C’è un momento, soprattutto nelle sere fredde o quando hai voglia di “rimetterti in asse”, in cui la parola vellutata suona come una promessa: calore, morbidezza, leggerezza. E se parliamo di una vellutata di carote salutare, la cosa bella è che non serve complicarsi la vita, bastano pochi ingredienti, qualche attenzione furba, e in mezz’ora hai una cena leggera che sa anche di coccola.
Perché questa versione è davvero light (e non triste)
La differenza la fanno due scelte semplici: niente patate e niente panna. Sembra poco, ma cambia tutto. Le carote, già naturalmente dolci e cremose una volta frullate, riescono da sole a creare una consistenza vellutata, soprattutto se dosi bene il liquido.
In più, le carote sono ricche di betacarotene, che il corpo può trasformare in vitamina A. Io la vedo così: è come avere un piccolo “fondo” di colore e nutrienti che, con una cottura non troppo lunga, resta ben presente nel piatto.
Ingredienti (4 porzioni)
- 500 g di carote (pelate e tagliate a pezzi)
- 1 cipolla media (bianca o rossa, tritata fine)
- 500 ml di brodo vegetale leggero (oppure acqua e un dado vegetale light)
- 20 ml di olio extravergine d’oliva (circa 2 cucchiai, non di più)
- Sale q.b. (facoltativo)
- Pepe nero q.b.
- Facoltativi per profumare: prezzemolo tritato, curcuma, un pezzetto di zenzero fresco
- Opzione “cremosità senza panna”: 100 ml di latte scremato (da aggiungere alla fine, se vuoi)
Metodo
Prepara le verdure. Lava e pela le carote, poi tagliale a tocchetti. Trita la cipolla finemente, così cuoce in fretta e diventa dolce senza bruciarsi.
Soffritto leggero, davvero. In una pentola scalda l’olio a fuoco basso. Aggiungi la cipolla e mescola spesso per 2 o 3 minuti. Quando diventa trasparente, unisci le carote e lascia insaporire ancora 6 o 8 minuti. L’obiettivo è ammorbidire, non rosolare.

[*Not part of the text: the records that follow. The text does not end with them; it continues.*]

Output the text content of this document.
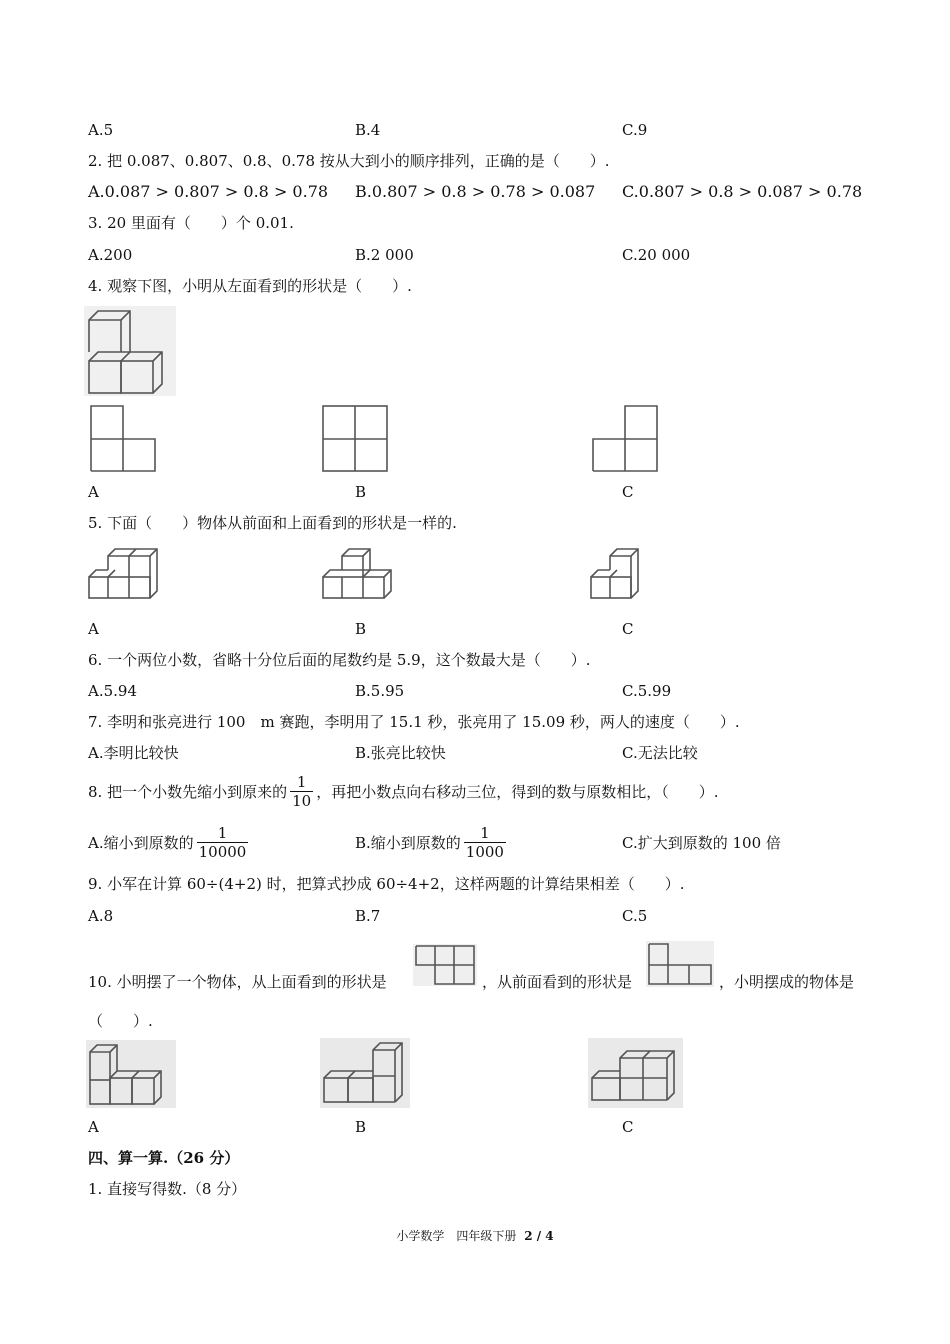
A.5	B.4	C.9
2. 把 0.087、0.807、0.8、0.78 按从大到小的顺序排列，正确的是（　　）.
A.0.087 > 0.807 > 0.8 > 0.78 B.0.807 > 0.8 > 0.78 > 0.087 C.0.807 > 0.8 > 0.087 > 0.78
3. 20 里面有（　　）个 0.01.
A.200	B.2 000	C.20 000
4. 观察下图，小明从左面看到的形状是（　　）.
A	B	C
5. 下面（　　）物体从前面和上面看到的形状是一样的.
A	B	C
6. 一个两位小数，省略十分位后面的尾数约是 5.9，这个数最大是（　　）.
A.5.94	B.5.95	C.5.99
7. 李明和张亮进行 100　m 赛跑，李明用了 15.1 秒，张亮用了 15.09 秒，两人的速度（　　）.
A.李明比较快	B.张亮比较快	C.无法比较
8. 把一个小数先缩小到原来的 $\frac{1}{10}$ ，再把小数点向右移动三位，得到的数与原数相比，（　　）.
A.缩小到原数的 $\frac{1}{10000}$	B.缩小到原数的 $\frac{1}{1000}$	C.扩大到原数的 100 倍
9. 小军在计算 60÷(4+2) 时，把算式抄成 60÷4+2，这样两题的计算结果相差（　　）.
A.8	B.7	C.5
10. 小明摆了一个物体，从上面看到的形状是	，从前面看到的形状是	，小明摆成的物体是
（　　）.
A	B	C
四、算一算.（26 分）
1. 直接写得数.（8 分）
小学数学　四年级下册 2 / 4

Aggiungi il brodo con misura. Versa il brodo (o acqua) finché arriva circa a filo delle verdure, al massimo coprile di 1 cm. Aggiusta di sale se vuoi, aggiungi eventuale curcuma o zenzero, poi porta a leggero bollore.
Cuoci senza coperchio. Lascia sobbollire a fuoco medio basso per 15-25 minuti, mescolando ogni tanto. Senza coperchio il liquido si concentra e la vellutata viene più densa, senza trucchi.

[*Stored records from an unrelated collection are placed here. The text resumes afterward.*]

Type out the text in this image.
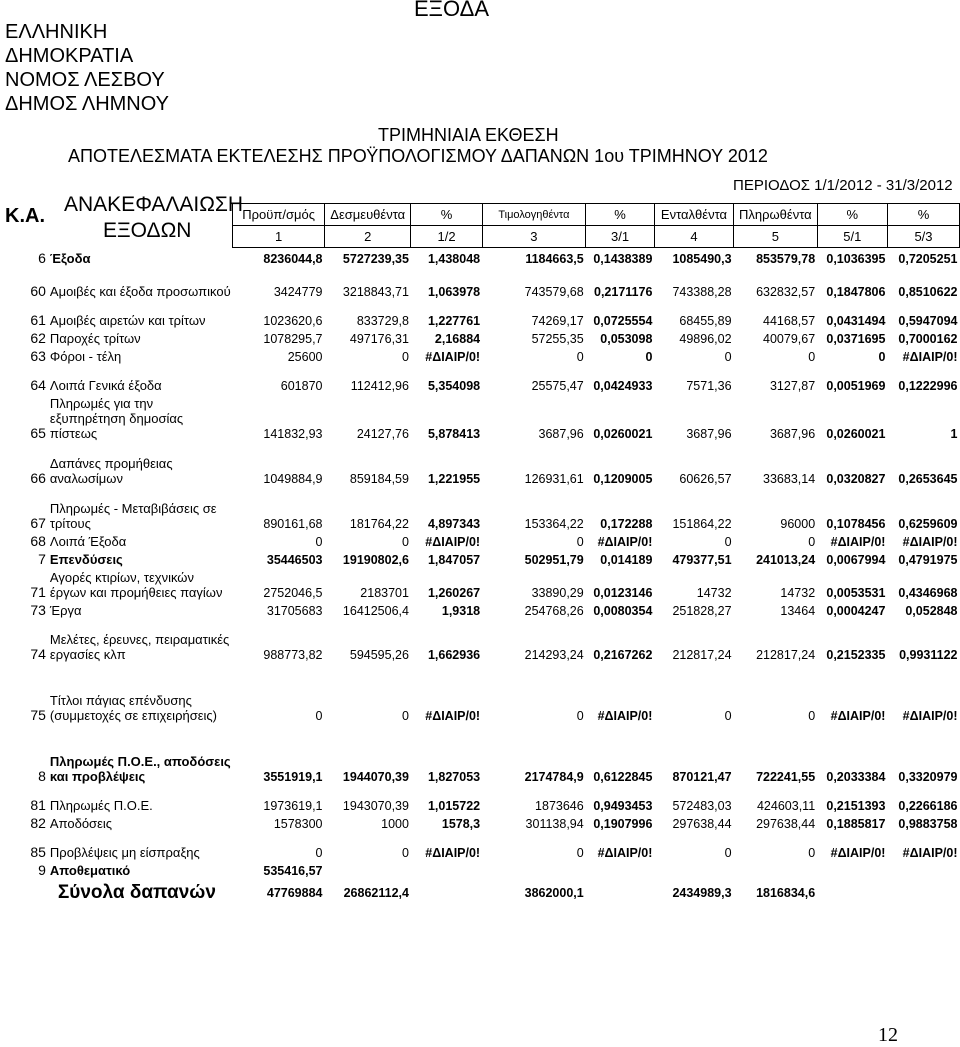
ΕΛΛΗΝΙΚΗ
ΔΗΜΟΚΡΑΤΙΑ
ΝΟΜΟΣ ΛΕΣΒΟΥ
ΔΗΜΟΣ ΛΗΜΝΟΥ
ΕΞΟΔΑ
ΤΡΙΜΗΝΙΑΙΑ ΕΚΘΕΣΗ
ΑΠΟΤΕΛΕΣΜΑΤΑ ΕΚΤΕΛΕΣΗΣ ΠΡΟΫΠΟΛΟΓΙΣΜΟΥ ΔΑΠΑΝΩΝ 1ου ΤΡΙΜΗΝΟΥ 2012
ΠΕΡΙΟΔΟΣ 1/1/2012 - 31/3/2012
Κ.Α. ΑΝΑΚΕΦΑΛΑΙΩΣΗ
ΕΞΟΔΩΝ
		Προϋπ/σμός	Δεσμευθέντα	%	Τιμολογηθέντα	%	Ενταλθέντα	Πληρωθέντα	%	%
		1	2	1/2	3	3/1	4	5	5/1	5/3
6	Έξοδα	8236044,8	5727239,35	1,438048	1184663,5	0,1438389	1085490,3	853579,78	0,1036395	0,7205251
60	Αμοιβές και έξοδα προσωπικού	3424779	3218843,71	1,063978	743579,68	0,2171176	743388,28	632832,57	0,1847806	0,8510622

61	Αμοιβές αιρετών και τρίτων	1023620,6	833729,8	1,227761	74269,17	0,0725554	68455,89	44168,57	0,0431494	0,5947094
62	Παροχές τρίτων	1078295,7	497176,31	2,16884	57255,35	0,053098	49896,02	40079,67	0,0371695	0,7000162
63	Φόροι - τέλη	25600	0	#ΔΙΑΙΡ/0!	0	0	0	0	0	#ΔΙΑΙΡ/0!

64	Λοιπά Γενικά έξοδα	601870	112412,96	5,354098	25575,47	0,0424933	7571,36	3127,87	0,0051969	0,1222996
65	Πληρωμές για την εξυπηρέτηση δημοσίας πίστεως	141832,93	24127,76	5,878413	3687,96	0,0260021	3687,96	3687,96	0,0260021	1

66	Δαπάνες προμήθειας αναλωσίμων	1049884,9	859184,59	1,221955	126931,61	0,1209005	60626,57	33683,14	0,0320827	0,2653645

67	Πληρωμές - Μεταβιβάσεις σε τρίτους	890161,68	181764,22	4,897343	153364,22	0,172288	151864,22	96000	0,1078456	0,6259609
68	Λοιπά Έξοδα	0	0	#ΔΙΑΙΡ/0!	0	#ΔΙΑΙΡ/0!	0	0	#ΔΙΑΙΡ/0!	#ΔΙΑΙΡ/0!
7	Επενδύσεις	35446503	19190802,6	1,847057	502951,79	0,014189	479377,51	241013,24	0,0067994	0,4791975
71	Αγορές κτιρίων, τεχνικών έργων και προμήθειες παγίων	2752046,5	2183701	1,260267	33890,29	0,0123146	14732	14732	0,0053531	0,4346968
73	Έργα	31705683	16412506,4	1,9318	254768,26	0,0080354	251828,27	13464	0,0004247	0,052848

74	Μελέτες, έρευνες, πειραματικές εργασίες κλπ	988773,82	594595,26	1,662936	214293,24	0,2167262	212817,24	212817,24	0,2152335	0,9931122

75	Τίτλοι πάγιας επένδυσης (συμμετοχές σε επιχειρήσεις)	0	0	#ΔΙΑΙΡ/0!	0	#ΔΙΑΙΡ/0!	0	0	#ΔΙΑΙΡ/0!	#ΔΙΑΙΡ/0!

8	Πληρωμές Π.Ο.Ε., αποδόσεις και προβλέψεις	3551919,1	1944070,39	1,827053	2174784,9	0,6122845	870121,47	722241,55	0,2033384	0,3320979

81	Πληρωμές Π.Ο.Ε.	1973619,1	1943070,39	1,015722	1873646	0,9493453	572483,03	424603,11	0,2151393	0,2266186
82	Αποδόσεις	1578300	1000	1578,3	301138,94	0,1907996	297638,44	297638,44	0,1885817	0,9883758

85	Προβλέψεις μη είσπραξης	0	0	#ΔΙΑΙΡ/0!	0	#ΔΙΑΙΡ/0!	0	0	#ΔΙΑΙΡ/0!	#ΔΙΑΙΡ/0!
9	Αποθεματικό	535416,57								
	Σύνολα δαπανών	47769884	26862112,4		3862000,1		2434989,3	1816834,6		
12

Frulla e regola la consistenza. Spegni il fuoco e frulla con un frullatore a immersione fino a ottenere una crema liscia (1-2 minuti). Se la vuoi più setosa, frulla un po’ di più. Se è troppo liquida, rimettila sul fuoco per 5-10 minuti e falla restringere.
Finitura “da ristorante”, ma semplice. Una macinata di pepe nero, un cucchiaino di prezzemolo, e se ti va un micro filo d’olio a crudo (senza esagerare). Se scegli il latte scremato, aggiungilo ora, a fuoco spento, mescolando bene.
Trucchi per renderla ancora più sana (e buona)
- Punta sulla cottura breve: carote morbide sì, stracotte no.
- Vuoi più carattere senza calorie? Prova zenzero o curcuma.
- Se ti piace una vellutata “spessa”, riduci il brodo all’inizio: è più facile aggiungere liquido dopo che toglierlo.
Varianti leggere, senza cambiare filosofia
| Obiettivo | Cosa fare | Risultato |
|---|---|---|
| Più proteine | Aggiungi ceci già cotti (2 cucchiai a porzione) e frulla | Più saziante, sempre cremosa |
| Più profumo | Unisci scorza di limone grattugiata a fine cottura | Fresca, sorprendente |
| Più “comfort” | Latte scremato al posto di panna | Cremosa, ma light |
Alla fine, questa vellutata di carote light è proprio questo: un piatto semplice che sembra più grande della somma dei suoi ingredienti. E quando la trovi pronta nel piatto, calda e arancione, capisci perché torna così spesso nelle settimane in cui vuoi mangiare bene senza rinunciare al gusto.